- Coordinates: 36°49′48″N 38°01′29″E﻿ / ﻿36.8301°N 38.0246°E
- Carries: 1 track of the Baghdad railway
- Crosses: Euphrates
- Locale: Karkamış, Gaziantep Province and Çiçekalan, Şanlıurfa Province
- Named for: Karkamış
- Owner: Turkish State Railways

Characteristics
- Material: Steel
- Total length: 870 m (2,850 ft)
- No. of spans: 10

History
- Designer: Holzmann & Co.
- Constructed by: CIOB
- Construction start: 1911
- Construction end: 1913; 113 years ago
- Inaugurated: 11 July 1914

Location
- Interactive map of Karkamış Bridge

= Karkamış Bridge =

The Karkamış Bridge (Karkamış Köprüsü) is a Parker-truss bridge carrying the Baghdad Railway across the Euphrates in southeastern Turkey.

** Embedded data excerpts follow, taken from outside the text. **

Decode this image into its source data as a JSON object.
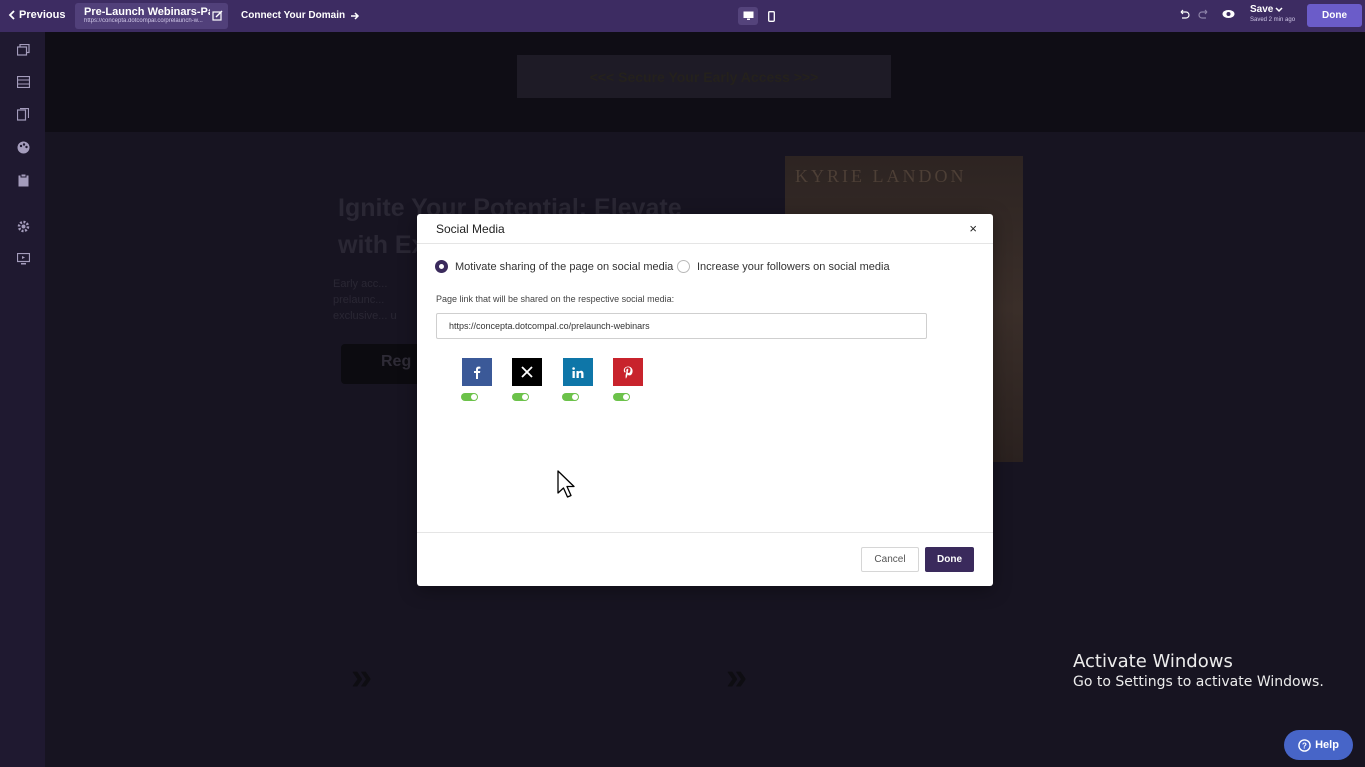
{
  "topbar": {
    "previous_label": "Previous",
    "page_tab_title": "Pre-Launch Webinars-Pag...",
    "page_tab_url": "https://concepta.dotcompal.co/prelaunch-w...",
    "connect_domain_label": "Connect Your Domain",
    "save_label": "Save",
    "save_status": "Saved 2 min ago",
    "done_label": "Done",
    "accent_color": "#3d2c62",
    "done_color": "#6b5cc9"
  },
  "sidebar": {
    "icons": [
      "pages-icon",
      "sections-icon",
      "templates-icon",
      "theme-icon",
      "clipboard-icon",
      "settings-icon",
      "preview-icon"
    ]
  },
  "background_page": {
    "cta_strip_text": "<<< Secure Your Early Access >>>",
    "headline": "Ignite Your Potential: Elevate with Ex",
    "paragraph_fragment": "Early acc... prelaunc... exclusive... u",
    "button_fragment": "Reg",
    "image_text": "KYRIE LANDON",
    "chevron_glyph": "»"
  },
  "modal": {
    "title": "Social Media",
    "close_glyph": "×",
    "option_share": "Motivate sharing of the page on social media",
    "option_followers": "Increase your followers on social media",
    "selected_option": "share",
    "link_label": "Page link that will be shared on the respective social media:",
    "link_value": "https://concepta.dotcompal.co/prelaunch-webinars",
    "networks": [
      {
        "name": "facebook",
        "glyph": "f",
        "color": "#3b5998",
        "enabled": true
      },
      {
        "name": "x",
        "glyph": "X",
        "color": "#000000",
        "enabled": true
      },
      {
        "name": "linkedin",
        "glyph": "in",
        "color": "#0e76a8",
        "enabled": true
      },
      {
        "name": "pinterest",
        "glyph": "P",
        "color": "#c8232c",
        "enabled": true
      }
    ],
    "cancel_label": "Cancel",
    "done_label": "Done"
  },
  "watermark": {
    "title": "Activate Windows",
    "subtitle": "Go to Settings to activate Windows."
  },
  "help_label": "Help"
}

The bridge was built by the Baghdad Railway between 1911 and 1913 in the Ottoman Empire and played an important role for transporting troops and supplies during World War I, as it was the only permanent crossing of the Euphrates in the area. After the war, the bridge and the railway fell under British military control until the Allies withdrew their forces from Turkey. The French-owned Chemins de fer de Cilicie Nord-Syrie, headquartered in French Syria (CNS) took over the railway in 1921 and operated the route until being sold to the Turkish-owned Southern Railway in 1933. This new company owned and operated the railway until being absorbed by the Turkish State Railways in 1948.

When first completed, the structure was the second longest bridge in the Ottoman Empire and later Turkey, after Uzunköprü Bridge in East Thrace.